Silver has indisputable qualities as a priority material used in jewellery industry. But could it be more beneficial for the commodity market? The expansionary monetary policy hold by the most developed countries, together with the instability of the dollar, and the inability to overcome the global financial crisis, determine the interest of investors in precious metals.
The efforts of leading central banks to support the development of the global economy by printing huge amounts of money, create conditions for advent of inflationary environment in the coming year. In terms of inflation, market participants recognize as a major haven for their capital precious metals. Actually, now gold and silver hold the real money, not currencies that central banks print.

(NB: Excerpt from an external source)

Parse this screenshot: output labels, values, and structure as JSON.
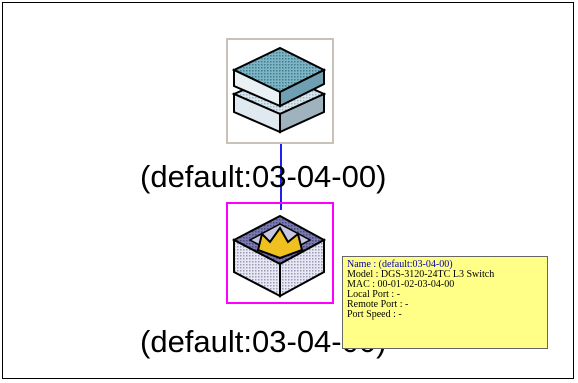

Silver as a metal has much wider industrial applications than gold, resulting in its demand that significantly exceeds the amount of its offering. During the recent years there is a constant and growing deficit in the production of silver and thus it is more difficult to meet the needs of its use. Its yields are not sufficient to meet the increasing demand and this is a problem dating from the 90′s of last century. This trend is likely to continue in the future, taking into account the increasing consumption of this metal, together with its limited amounts. A familiar rule in economy is that when the demand for an asset exceeds its supply, this leads to its appreciation.
Is this evident pattern going to be valid for silver? Is it the new “golden egg” for investors in difficult impassable times or maybe it is just another bubble?